Münster, Karlsruhe (epd). Die Medizinethikerin Bettina Schöne-Seifert hat sich vor der Entscheidung des Bundesverfassungsgerichts zur Sterbehilfe für eine Lockerung des Verbots ausgesprochen. Unheilbar kranken Patienten, die eine wohlüberlegte Entscheidung am Lebensende träfen, bliebe derzeit nur "die beschwerliche und teure Suizidreise in die Schweiz oder ein einsamer Brutalsuizid", sagte die Medizinethikerin der Westfälischen Wilhelms-Universität am Montag in Münster. Den ethisch angemessenen Weg, zu Hause den Zugang zu einem tödlichen Medikament und ärztlichen Beistand zu erhalten, habe der Gesetzgeber mit dem strittigen Gesetz weitgehend versperrt.

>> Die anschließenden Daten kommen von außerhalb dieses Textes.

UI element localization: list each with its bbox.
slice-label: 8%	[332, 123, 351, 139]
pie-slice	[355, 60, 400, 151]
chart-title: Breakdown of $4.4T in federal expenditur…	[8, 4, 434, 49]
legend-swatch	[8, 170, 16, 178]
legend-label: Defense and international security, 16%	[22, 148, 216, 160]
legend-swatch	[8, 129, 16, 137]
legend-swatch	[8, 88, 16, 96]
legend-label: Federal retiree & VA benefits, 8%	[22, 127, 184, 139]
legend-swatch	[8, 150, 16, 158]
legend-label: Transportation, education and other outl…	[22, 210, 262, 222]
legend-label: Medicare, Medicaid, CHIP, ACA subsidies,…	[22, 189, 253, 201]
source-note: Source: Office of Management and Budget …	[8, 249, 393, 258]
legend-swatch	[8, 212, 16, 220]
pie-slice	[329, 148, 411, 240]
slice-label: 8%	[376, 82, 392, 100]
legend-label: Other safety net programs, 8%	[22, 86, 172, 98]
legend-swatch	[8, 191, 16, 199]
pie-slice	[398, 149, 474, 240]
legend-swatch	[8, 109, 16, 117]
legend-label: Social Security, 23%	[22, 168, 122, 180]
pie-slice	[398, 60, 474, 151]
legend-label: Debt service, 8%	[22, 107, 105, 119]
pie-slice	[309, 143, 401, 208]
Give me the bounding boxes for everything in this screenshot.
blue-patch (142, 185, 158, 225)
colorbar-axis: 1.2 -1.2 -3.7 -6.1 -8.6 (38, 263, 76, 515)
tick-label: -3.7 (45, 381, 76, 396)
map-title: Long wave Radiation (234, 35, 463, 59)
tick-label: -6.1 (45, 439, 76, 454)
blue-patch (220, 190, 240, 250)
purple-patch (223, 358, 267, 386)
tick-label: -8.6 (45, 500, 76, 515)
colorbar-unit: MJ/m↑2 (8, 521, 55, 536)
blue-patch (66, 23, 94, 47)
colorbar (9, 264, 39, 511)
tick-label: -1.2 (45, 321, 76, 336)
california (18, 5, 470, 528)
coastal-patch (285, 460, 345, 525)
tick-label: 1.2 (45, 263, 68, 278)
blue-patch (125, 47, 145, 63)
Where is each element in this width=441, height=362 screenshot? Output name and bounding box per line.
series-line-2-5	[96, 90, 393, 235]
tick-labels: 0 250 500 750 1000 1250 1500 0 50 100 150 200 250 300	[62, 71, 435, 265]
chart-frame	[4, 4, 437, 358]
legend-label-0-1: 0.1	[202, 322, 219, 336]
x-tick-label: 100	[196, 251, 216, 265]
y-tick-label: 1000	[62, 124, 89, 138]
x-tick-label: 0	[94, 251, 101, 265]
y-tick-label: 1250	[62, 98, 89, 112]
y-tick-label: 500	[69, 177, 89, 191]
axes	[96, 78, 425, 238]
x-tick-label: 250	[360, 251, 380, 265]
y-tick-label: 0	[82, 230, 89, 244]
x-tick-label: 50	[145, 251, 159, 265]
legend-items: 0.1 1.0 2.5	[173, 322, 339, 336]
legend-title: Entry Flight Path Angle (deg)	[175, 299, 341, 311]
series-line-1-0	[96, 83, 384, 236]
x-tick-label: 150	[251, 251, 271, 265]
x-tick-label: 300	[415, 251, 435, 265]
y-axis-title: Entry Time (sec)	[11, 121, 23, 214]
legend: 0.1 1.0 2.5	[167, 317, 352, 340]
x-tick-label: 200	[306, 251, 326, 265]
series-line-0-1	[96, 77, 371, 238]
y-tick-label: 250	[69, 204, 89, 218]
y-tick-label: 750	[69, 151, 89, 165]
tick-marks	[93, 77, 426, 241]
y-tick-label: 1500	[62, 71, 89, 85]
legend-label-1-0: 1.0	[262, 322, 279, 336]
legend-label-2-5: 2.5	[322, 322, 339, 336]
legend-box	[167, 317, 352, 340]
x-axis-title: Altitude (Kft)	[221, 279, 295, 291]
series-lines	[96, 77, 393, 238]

Die Entscheidungsträger des Verbotes hätten sich offenbar von einer religiös beeinflusste Vorstellungen leiten lassen, "dass ein Suizid immer unerlaubt in Gottes oder der Natur Handwerk pfuscht", kritisierte Schöne-Seifert. "Diese Sicht kann eine aufgeklärt-säkulare Ethik nicht teilen." Auch die Mehrheit der Bevölkerung teile diese Umfragen zufolge nicht.
Mit dem Verbot auf gewerbsmäßige Suizidhilfe werde auch die Hilfe durch Ärzte mitkriminalisiert, sobald diese über einen Einzelfall hinausgehe, kritisierte Schöne-Seifert. "Fakt ist, dass Hunderte Betroffene keinen Helfer und auch keinen Zugang zu einem tödlichen Medikament finden", sagte die Ethikerin. Dabei sei mindestens ein Drittel der Ärzteschaft zu dieser Hilfe grundsätzlich bereit.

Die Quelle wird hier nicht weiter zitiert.